Capítulo 34.1 - Carta ao destino
No elevador.
O cansaço lhe pesou nos ombros como correntes invisíveis. Cada fibra de seu corpo gritava por repouso, mas ele sabia que o descanso era um luxo que já não lhe pertencia.
Se recostou ao metal frio da parede. O contato gelado percorreu sua espinha como uma lembrança amarga. Quis apoio. Achou desconforto. Mais uma ironia no meio do nada.

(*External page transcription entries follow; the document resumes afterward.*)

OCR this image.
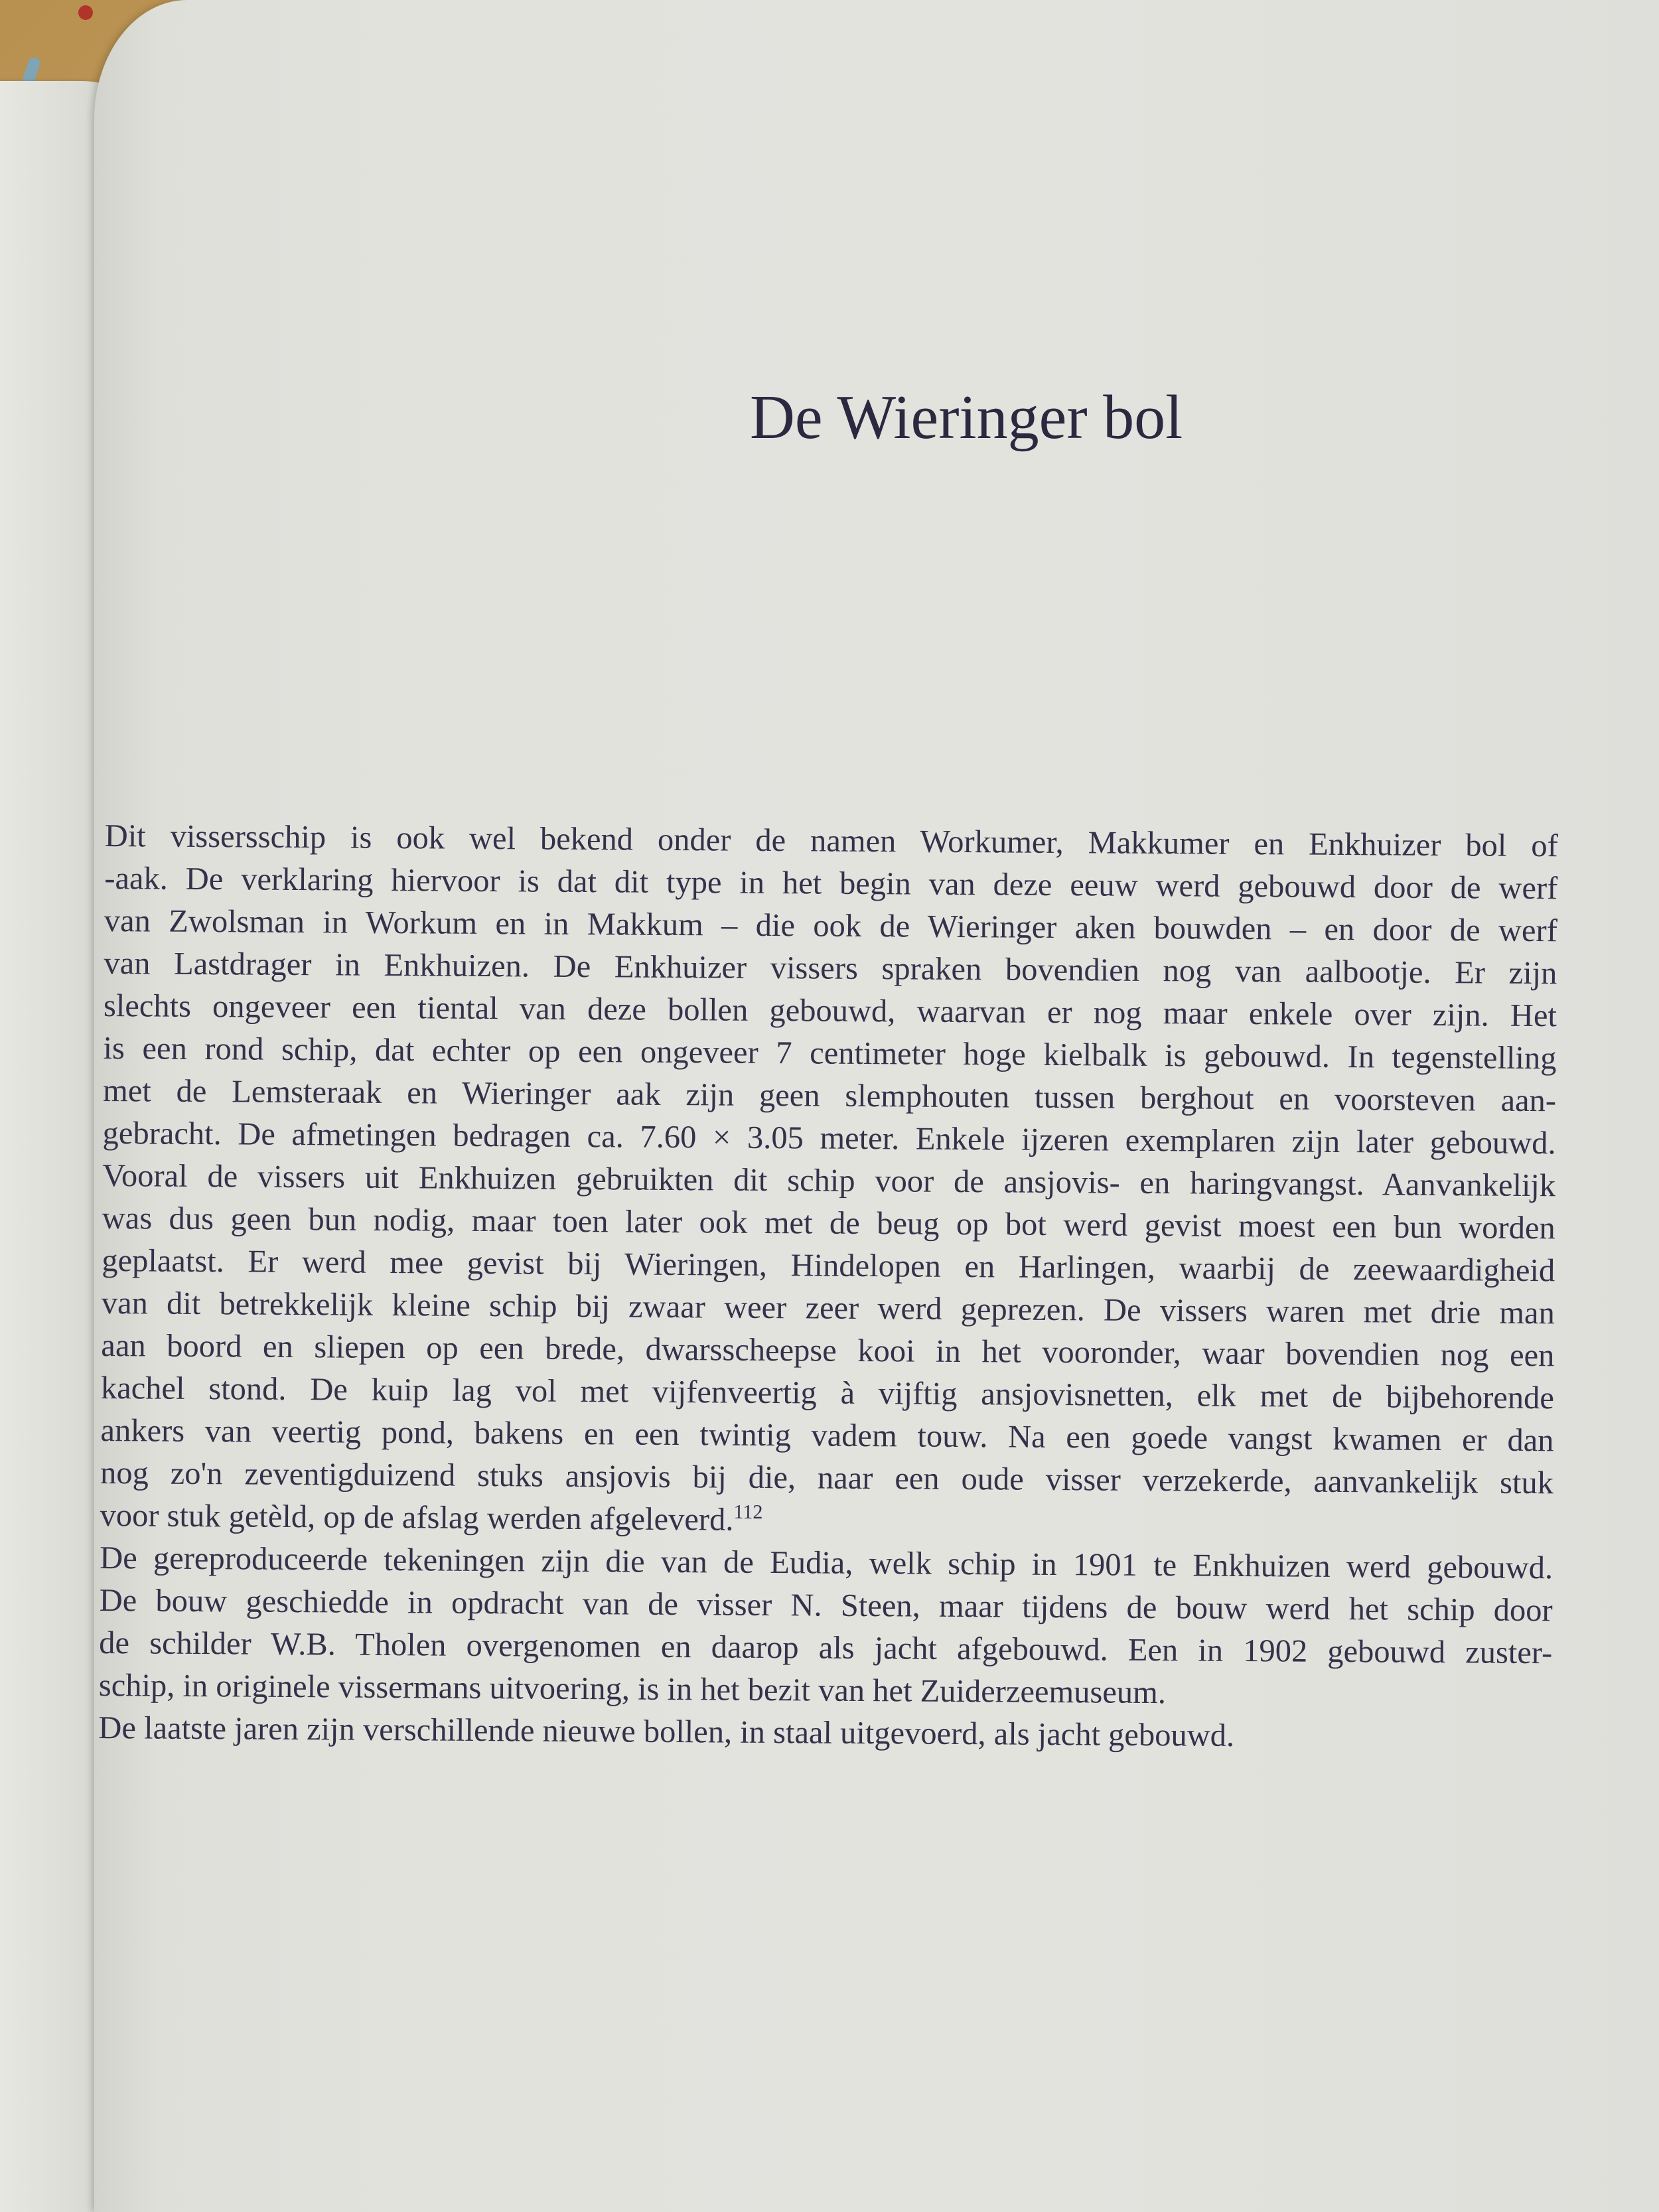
De Wieringer bol
Dit vissersschip is ook wel bekend onder de namen Workumer, Makkumer en Enkhuizer bol of
-aak. De verklaring hiervoor is dat dit type in het begin van deze eeuw werd gebouwd door de werf
van Zwolsman in Workum en in Makkum – die ook de Wieringer aken bouwden – en door de werf
van Lastdrager in Enkhuizen. De Enkhuizer vissers spraken bovendien nog van aalbootje. Er zijn
slechts ongeveer een tiental van deze bollen gebouwd, waarvan er nog maar enkele over zijn. Het
is een rond schip, dat echter op een ongeveer 7 centimeter hoge kielbalk is gebouwd. In tegenstelling
met de Lemsteraak en Wieringer aak zijn geen slemphouten tussen berghout en voorsteven aan-
gebracht. De afmetingen bedragen ca. 7.60 × 3.05 meter. Enkele ijzeren exemplaren zijn later gebouwd.
Vooral de vissers uit Enkhuizen gebruikten dit schip voor de ansjovis- en haringvangst. Aanvankelijk
was dus geen bun nodig, maar toen later ook met de beug op bot werd gevist moest een bun worden
geplaatst. Er werd mee gevist bij Wieringen, Hindelopen en Harlingen, waarbij de zeewaardigheid
van dit betrekkelijk kleine schip bij zwaar weer zeer werd geprezen. De vissers waren met drie man
aan boord en sliepen op een brede, dwarsscheepse kooi in het vooronder, waar bovendien nog een
kachel stond. De kuip lag vol met vijfenveertig à vijftig ansjovisnetten, elk met de bijbehorende
ankers van veertig pond, bakens en een twintig vadem touw. Na een goede vangst kwamen er dan
nog zo'n zeventigduizend stuks ansjovis bij die, naar een oude visser verzekerde, aanvankelijk stuk
voor stuk getèld, op de afslag werden afgeleverd.$^{112}$
De gereproduceerde tekeningen zijn die van de Eudia, welk schip in 1901 te Enkhuizen werd gebouwd.
De bouw geschiedde in opdracht van de visser N. Steen, maar tijdens de bouw werd het schip door
de schilder W.B. Tholen overgenomen en daarop als jacht afgebouwd. Een in 1902 gebouwd zuster-
schip, in originele vissermans uitvoering, is in het bezit van het Zuiderzeemuseum.
De laatste jaren zijn verschillende nieuwe bollen, in staal uitgevoerd, als jacht gebouwd.
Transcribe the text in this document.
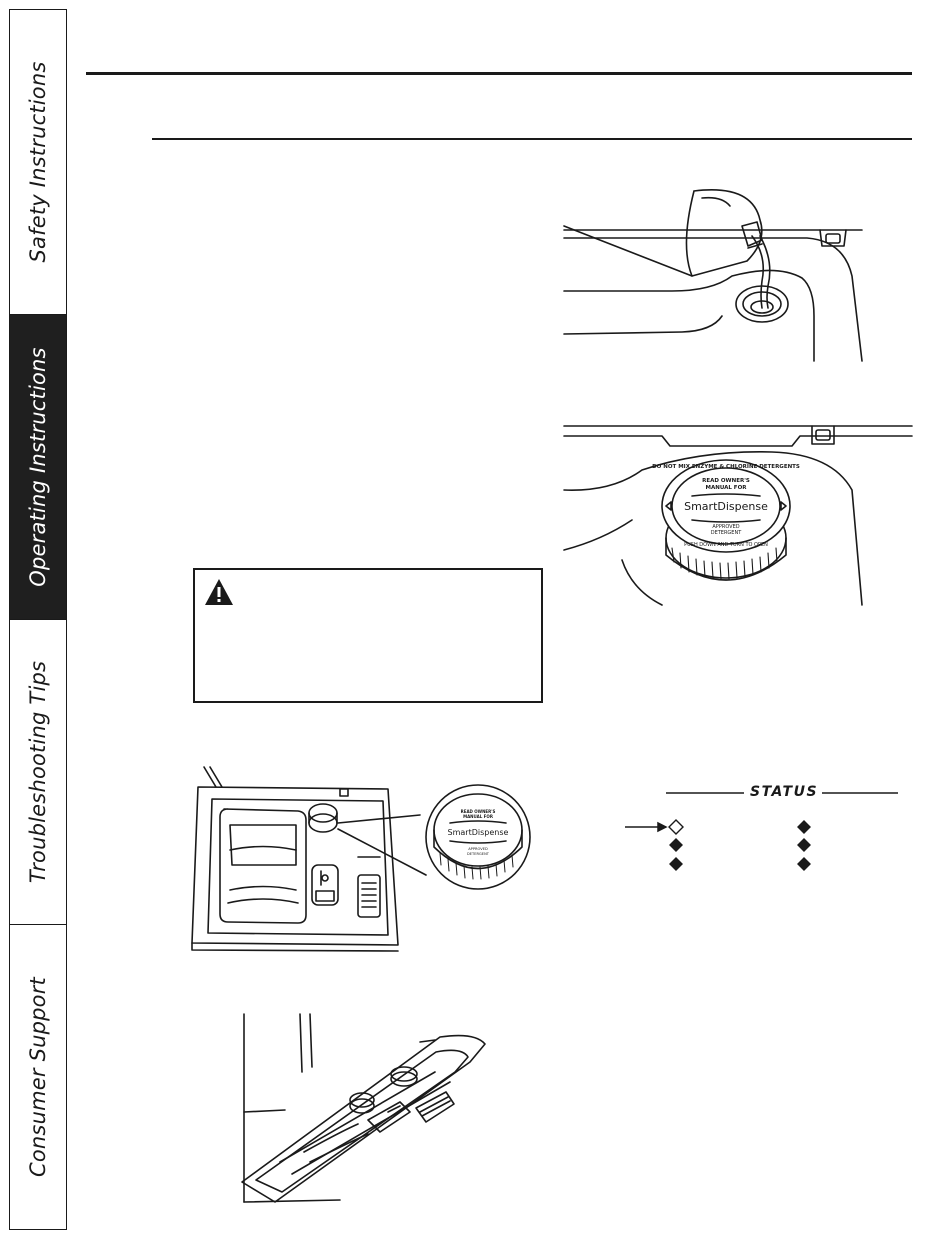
Safety Instructions
Operating Instructions
Troubleshooting Tips
Consumer Support
READ OWNER'S
MANUAL FOR
SmartDispense
APPROVED
DETERGENT
DO NOT MIX ENZYME & CHLORINE DETERGENTS
PUSH DOWN AND TURN TO OPEN
READ OWNER'S
MANUAL FOR
SmartDispense
APPROVED
DETERGENT
STATUS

Lágrimas escorreram, silenciosas, como chuva num vidro trincado. Não soluçou, não estremeceu — já tinha chorado demais por dentro para dar escândalo por fora.
O elevador rangeu e parou no décimo andar.
Teve que suspirar, engolindo a própria dor. Dois jovens entraram, risonhos, alheios ao peso do mundo.
Um ruivo de olhos vibrantes e uma garota de cabelos castanhos, presos por uma fita colorida.
— A Mestre é formidável… viu como ela exterminou aquele demônio com um estalo de dedos? — dizia, empolgada, como quem fala de uma lenda viva. Os olhos dela brilhavam com admiração infantil.
Como se tivesse visto uma estrela cadente, e acreditasse em milagres de novo.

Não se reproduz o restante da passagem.